At the core of the framework is the concept of sustainable social impact, the end goal which drives the social entrepreneur. Here, we intentionally do not give a comprehensive definition of the concept and set no boundaries.2 Instead we focus on the concept of sustainable social impact and identify four common themes—we call them performance criteria—that appear to propel many social enterprise practitioners in their pursuits:

  1. Depth of impact—the drive to develop and implement solutions that address the root causes of social problems in order to achieve deeper, more lasting social impact.
  2. Blended value—the drive to develop and implement blended value creation models that make economic wealth creation and social value creation interdependent, so that eventually one cannot exist without the other.
  3. Efficiency—the drive to develop and implement processes and technologies to achieve increased efficiency, so that more can always be done with a set level of resources.
  4. Adaptability—the drive to develop and implement solutions that are more flexible and adaptable, so that lasting social impact can be realized in ever-changing and unstable environments.

The four performance criteria act as references around which social enterprise practices can be identified, organized, compared, and possibly formalized into methodological components. In doing so, the framework serves to identify, around the four performance criteria, social enterprise practices that seek to leverage private sector strengths while addressing private sector limitations and market failures.

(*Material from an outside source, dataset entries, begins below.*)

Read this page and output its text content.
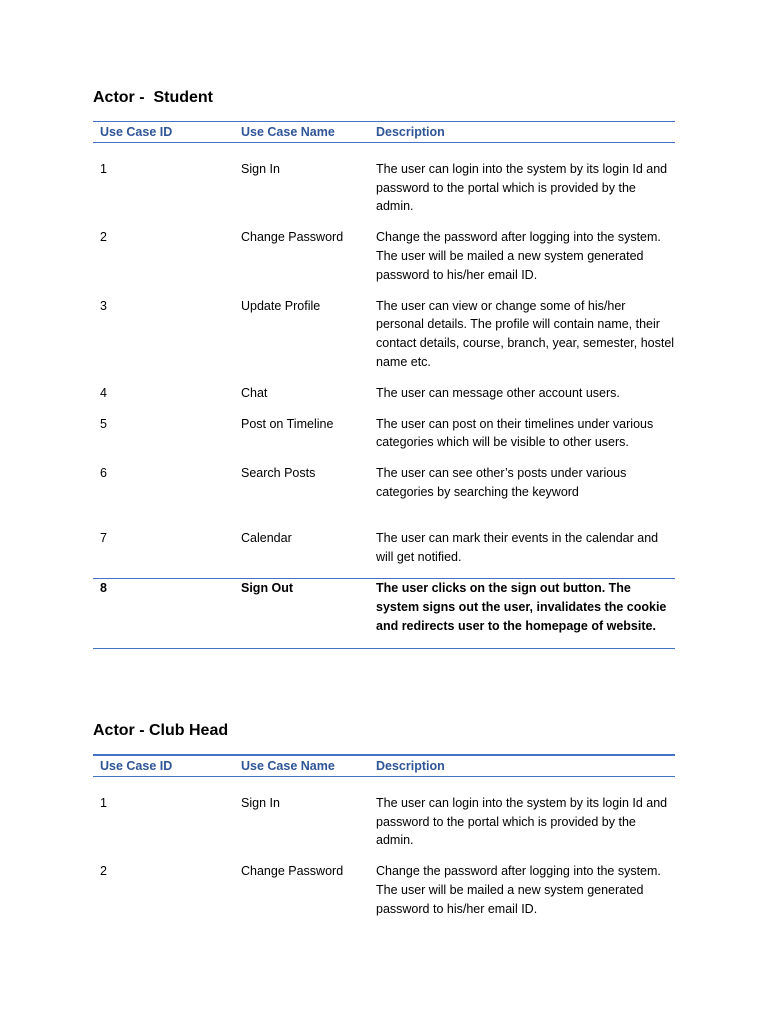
Actor -  Student
Use Case ID	Use Case Name	Description
1	Sign In	The user can login into the system by its login Id and password to the portal which is provided by the admin.
2	Change Password	Change the password after logging into the system. The user will be mailed a new system generated password to his/her email ID.
3	Update Profile	The user can view or change some of his/her personal details. The profile will contain name, their contact details, course, branch, year, semester, hostel name etc.
4	Chat	The user can message other account users.
5	Post on Timeline	The user can post on their timelines under various categories which will be visible to other users.
6	Search Posts	The user can see other’s posts under various categories by searching the keyword
7	Calendar	The user can mark their events in the calendar and will get notified.
8	Sign Out	The user clicks on the sign out button. The system signs out the user, invalidates the cookie and redirects user to the homepage of website.
Actor - Club Head
Use Case ID	Use Case Name	Description
1	Sign In	The user can login into the system by its login Id and password to the portal which is provided by the admin.
2	Change Password	Change the password after logging into the system. The user will be mailed a new system generated password to his/her email ID.
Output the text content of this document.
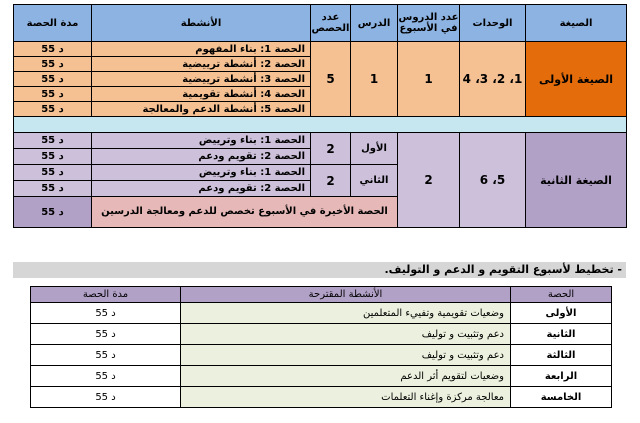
الصيغة	الوحدات	عدد الدروس في الأسبوع	الدرس	عدد الحصص	الأنشطة	مدة الحصة
الصيغة الأولى	1، 2، 3، 4	1	1	5	الحصة 1: بناء المفهوم	55 د
					الحصة 2: أنشطة ترييضية	55 د
					الحصة 3: أنشطة ترييضية	55 د
					الحصة 4: أنشطة تقويمية	55 د
					الحصة 5: أنشطة الدعم والمعالجة	55 د

الصيغة الثانية	5، 6	2	الأول	2	الحصة 1: بناء وترييض	55 د
					الحصة 2: تقويم ودعم	55 د
			الثاني	2	الحصة 1: بناء وترييض	55 د
					الحصة 2: تقويم ودعم	55 د
			الحصة الأخيرة في الأسبوع تخصص للدعم ومعالجة الدرسين			55 د
- تخطيط لأسبوع التقويم و الدعم و التوليف.
الحصة	الأنشطة المقترحة	مدة الحصة
الأولى	وضعيات تقويمية وتفييء المتعلمين	55 د
الثانية	دعم وتثبيت و توليف	55 د
الثالثة	دعم وتثبيت و توليف	55 د
الرابعة	وضعيات لتقويم أثر الدعم	55 د
الخامسة	معالجة مركزة وإغناء التعلمات	55 د
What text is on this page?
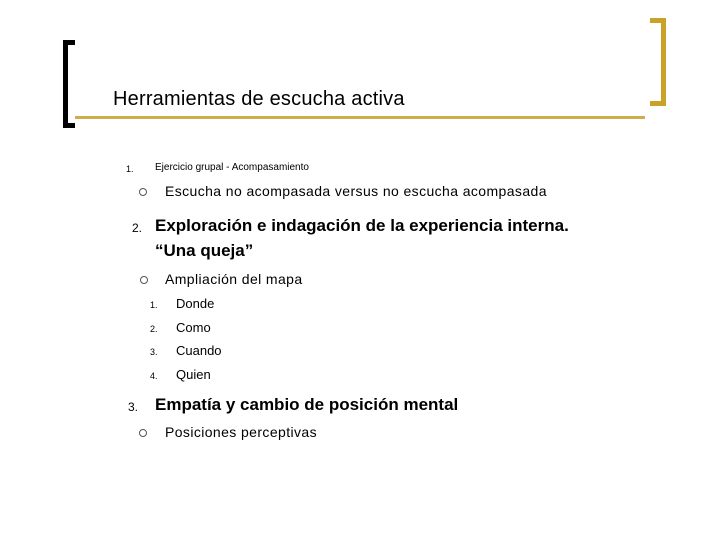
Herramientas de escucha activa
1. Ejercicio grupal - Acompasamiento
Escucha no acompasada versus no escucha acompasada
2. Exploración e indagación de la experiencia interna.
“Una queja”
Ampliación del mapa
1. Donde
2. Como
3. Cuando
4. Quien
3. Empatía y cambio de posición mental
Posiciones perceptivas
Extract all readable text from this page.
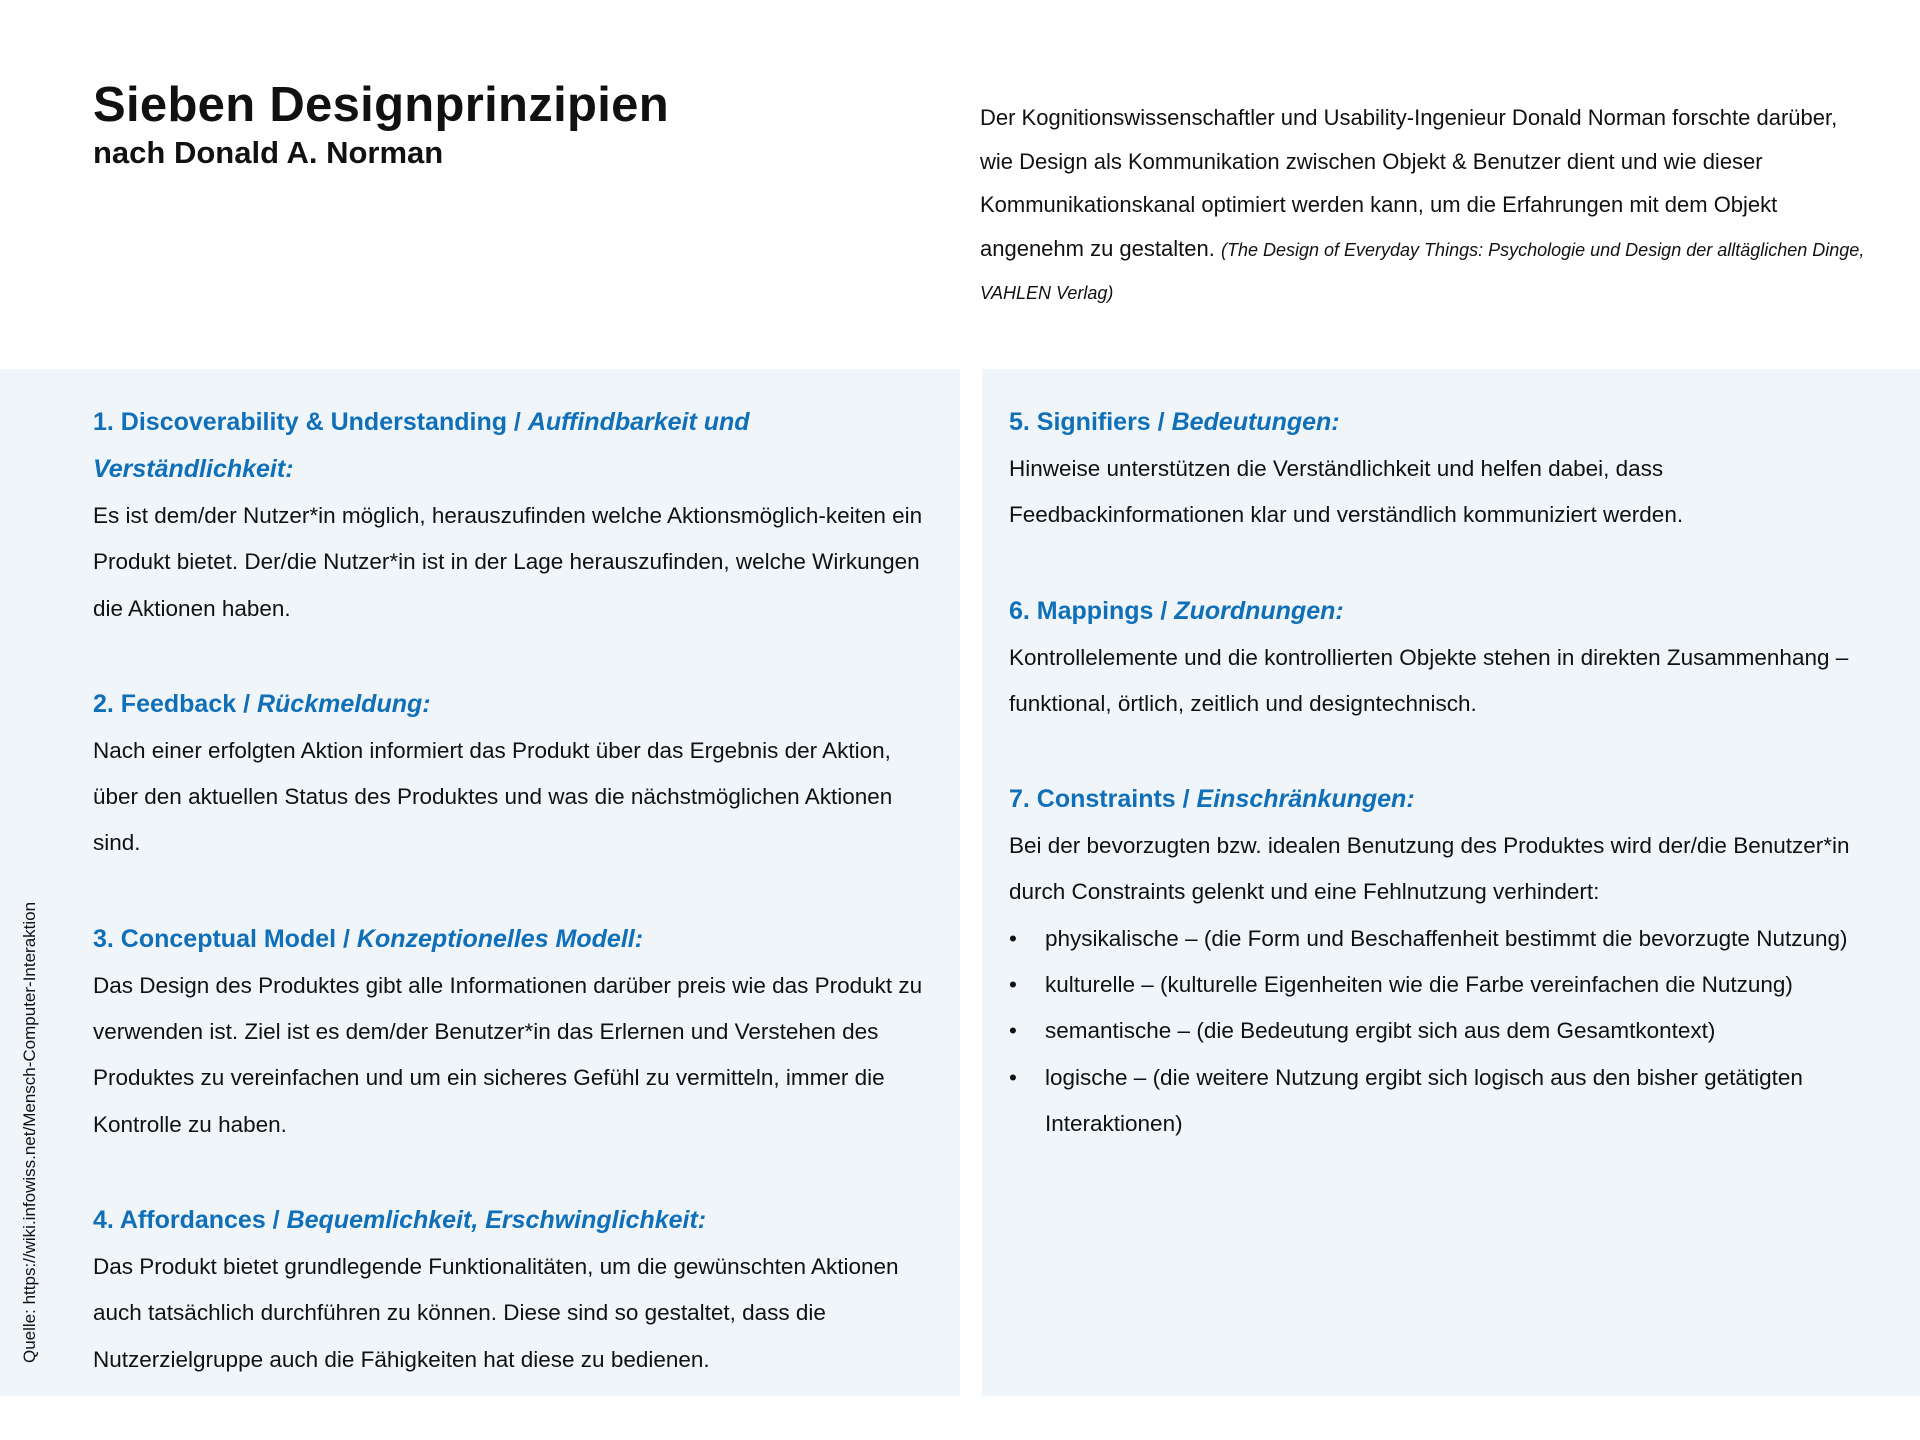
Sieben Designprinzipien
nach Donald A. Norman

Der Kognitionswissenschaftler und Usability-Ingenieur Donald Norman forschte darüber, wie Design als Kommunikation zwischen Objekt & Benutzer dient und wie dieser Kommunikationskanal optimiert werden kann, um die Erfahrungen mit dem Objekt angenehm zu gestalten. (The Design of Everyday Things: Psychologie und Design der alltäglichen Dinge, VAHLEN Verlag)

1. Discoverability & Understanding / Auffindbarkeit und Verständlichkeit:

Es ist dem/der Nutzer*in möglich, herauszufinden welche Aktionsmöglich-keiten ein Produkt bietet. Der/die Nutzer*in ist in der Lage herauszufinden, welche Wirkungen die Aktionen haben.

2. Feedback / Rückmeldung:

Nach einer erfolgten Aktion informiert das Produkt über das Ergebnis der Aktion, über den aktuellen Status des Produktes und was die nächstmöglichen Aktionen sind.

3. Conceptual Model / Konzeptionelles Modell:

Das Design des Produktes gibt alle Informationen darüber preis wie das Produkt zu verwenden ist. Ziel ist es dem/der Benutzer*in das Erlernen und Verstehen des Produktes zu vereinfachen und um ein sicheres Gefühl zu vermitteln, immer die Kontrolle zu haben.

4. Affordances / Bequemlichkeit, Erschwinglichkeit:

Das Produkt bietet grundlegende Funktionalitäten, um die gewünschten Aktionen auch tatsächlich durchführen zu können. Diese sind so gestaltet, dass die Nutzerzielgruppe auch die Fähigkeiten hat diese zu bedienen.

5. Signifiers / Bedeutungen:

Hinweise unterstützen die Verständlichkeit und helfen dabei, dass Feedbackinformationen klar und verständlich kommuniziert werden.

6. Mappings / Zuordnungen:

Kontrollelemente und die kontrollierten Objekte stehen in direkten Zusammenhang – funktional, örtlich, zeitlich und designtechnisch.

7. Constraints / Einschränkungen:

Bei der bevorzugten bzw. idealen Benutzung des Produktes wird der/die Benutzer*in durch Constraints gelenkt und eine Fehlnutzung verhindert:

• physikalische – (die Form und Beschaffenheit bestimmt die bevorzugte Nutzung)
• kulturelle – (kulturelle Eigenheiten wie die Farbe vereinfachen die Nutzung)
• semantische – (die Bedeutung ergibt sich aus dem Gesamtkontext)
• logische – (die weitere Nutzung ergibt sich logisch aus den bisher getätigten Interaktionen)
Quelle: https://wiki.infowiss.net/Mensch-Computer-Interaktion
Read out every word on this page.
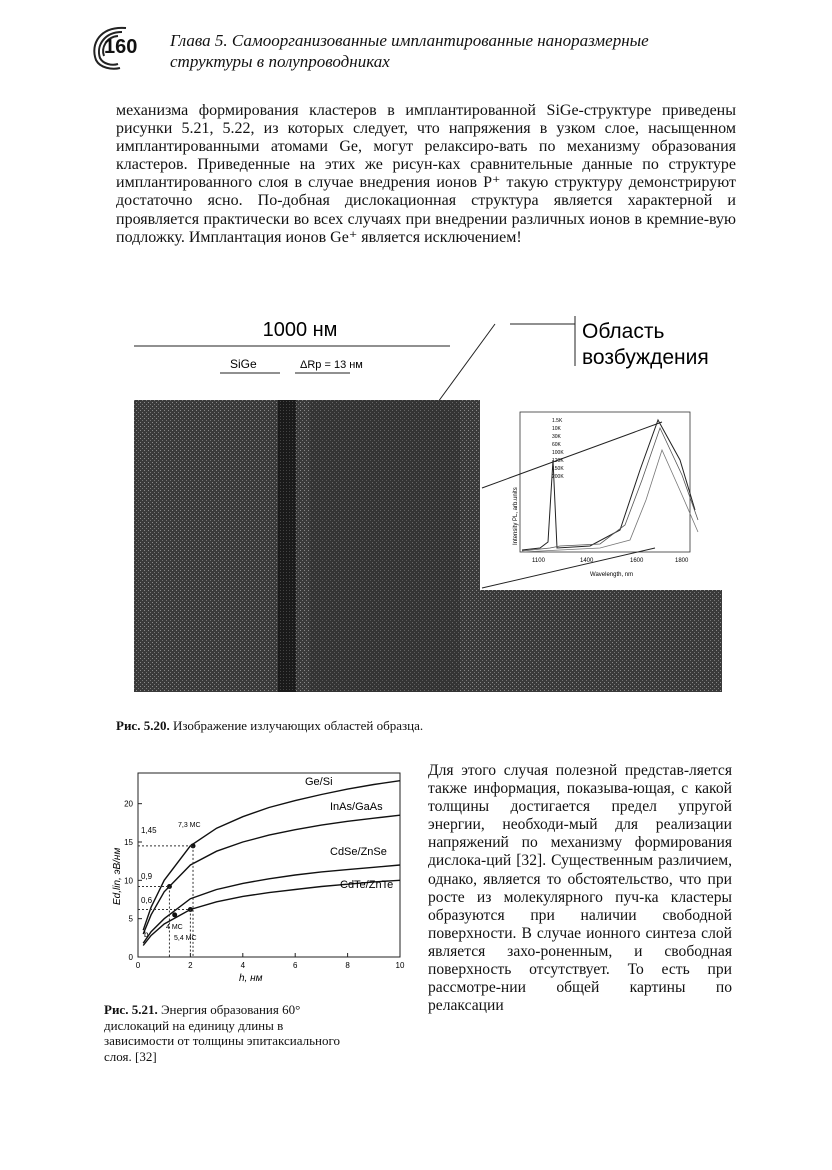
160 Глава 5. Самоорганизованные имплантированные наноразмерные
структуры в полупроводниках

механизма формирования кластеров в имплантированной SiGe-структуре приведены рисунки 5.21, 5.22, из которых следует, что напряжения в узком слое, насыщенном имплантированными атомами Ge, могут релаксиро-вать по механизму образования кластеров. Приведенные на этих же рисун-ках сравнительные данные по структуре имплантированного слоя в случае внедрения ионов P⁺ такую структуру демонстрируют достаточно ясно. По-добная дислокационная структура является характерной и проявляется практически во всех случаях при внедрении различных ионов в кремние-вую подложку. Имплантация ионов Ge⁺ является исключением!

1000 нм
SiGe	ΔRp = 13 нм
Область
возбуждения
Intensity PL, arb.units
Wavelength, nm
1100	1400	1600	1800
1.5K
10K
30K
60K
100K
120K
150K
200K
Рис. 5.20. Изображение излучающих областей образца.
0	2	4	6	8	10
0
5
10
15
20
h, нм
Ed,lin, эВ/нм
Ge/Si
InAs/GaAs
CdSe/ZnSe
CdTe/ZnTe
1,45
0,9
0,6
b
4 MC
5,4 MC
7,3 MC
Рис. 5.21. Энергия образования 60° дислокаций на единицу длины в зависимости от толщины эпитаксиального слоя. [32]

Для этого случая полезной представ-ляется также информация, показыва-ющая, с какой толщины достигается предел упругой энергии, необходи-мый для реализации напряжений по механизму формирования дислока-ций [32]. Существенным различием, однако, является то обстоятельство, что при росте из молекулярного пуч-ка кластеры образуются при наличии свободной поверхности. В случае ионного синтеза слой является захо-роненным, и свободная поверхность отсутствует. То есть при рассмотре-нии общей картины по релаксации
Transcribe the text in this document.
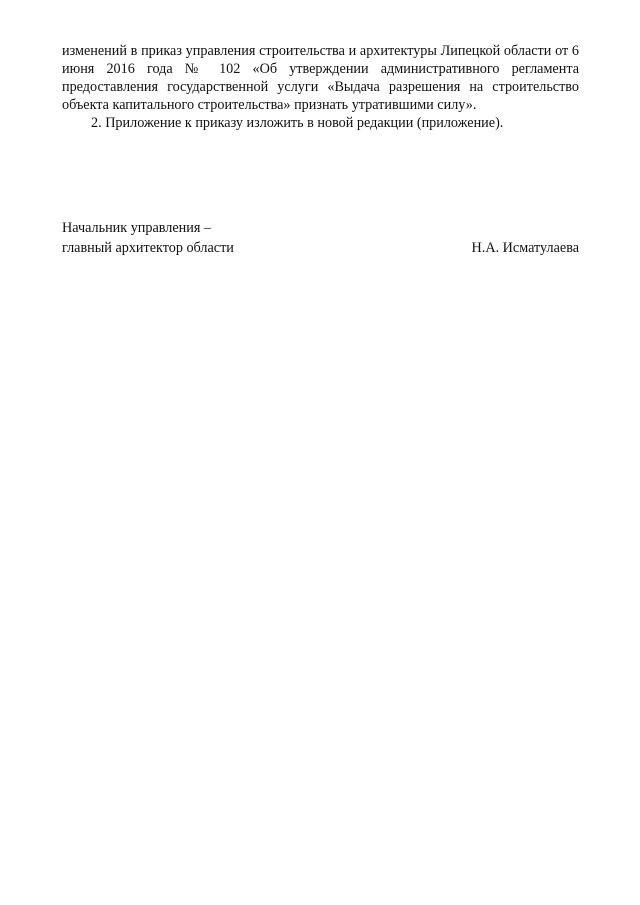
изменений в приказ управления строительства и архитектуры Липецкой области от 6 июня 2016 года № 102 «Об утверждении административного регламента предоставления государственной услуги «Выдача разрешения на строительство объекта капитального строительства» признать утратившими силу».

2. Приложение к приказу изложить в новой редакции (приложение).

Начальник управления –
главный архитектор области	Н.А. Исматулаева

Upon closer study of the performance criteria, the framework then offers the following analysis: behind each performance criteria lies a set of activities that can be grouped in four strategic areas—we call them strategic lenses:

  1. Stakeholder Engagement—activities related to involving all who have a role to play in addressing the social problem toward more sustainable social impact.
  2. Resource Mobilization—activities related to assembling and putting into action the necessary means toward more sustainable social impact.
  3. Knowledge Development—activities related to improving the quality, relevance and appropriateness of information and processes toward more sustainable social impact.
  4. Culture Management—activities related to guiding behaviors and mindsets toward more sustainable social impact.

While each performance criteria relates directly to each of the lenses, the extent to which one impacts the other varies. For example, resource mobilization is the most critical strategic lens for issues pertaining to generating blended value--but if all types of resources (i.e. human, social, physical, natural, and financial) are not fully mobilized and managed, then the social enterprise will invariably miss opportunities to maximize economic and social value creation. Resource mobilization is also important toward achieving depth of impact but to a lesser extent—a social enterprise could conceivably create impact without mobilizing all its potential resources. Thus, each performance criteria has a primary lens, although to get the most out of performance, each criterion should be carefully filtered through every strategic lens.

Once performance criteria and critical strategic areas common to social sector organizations are identified, the framework can be used to examine the interplay between strategic actions and performance, and how the two together, or in opposition, lead to sustainable social impact. When performance criteria are refracted through the strategic lenses, interdependent relationships between strategic action and performance outcome become evident. Relationships between strategic actions may be synergistic and thus leveraged to have a greater positive effect on performance, or by contrast, strategic actions may underscore inherent tensions within the lenses that must be managed to achieve the desired performance outcome.

This paper aims to move beyond stories and definitions to structure social enterprise performance. Its task is to inform and inspire new thinking about formalizing a performance methodology to help practitioners achieve efficient, adaptive, strategically-minded organizations capable of simultaneously creating economic wealth and social value and addressing root causes of social problems in order to achieve deep, lasting social impact.

  • 1. Alter, Kim, Social Enterprise Definition, Virtue Ventures, 2006.
  • 2. In our view, sustainable social impact is characterized by unique combination of the vision and goals of the social entrepreneur, the nature of the social problem and circumstances surrounding it, and the chosen social enterprise solution. and thus must be defined in its own context. Generically, sustainable social impact is the resolution of the social problem or market failure.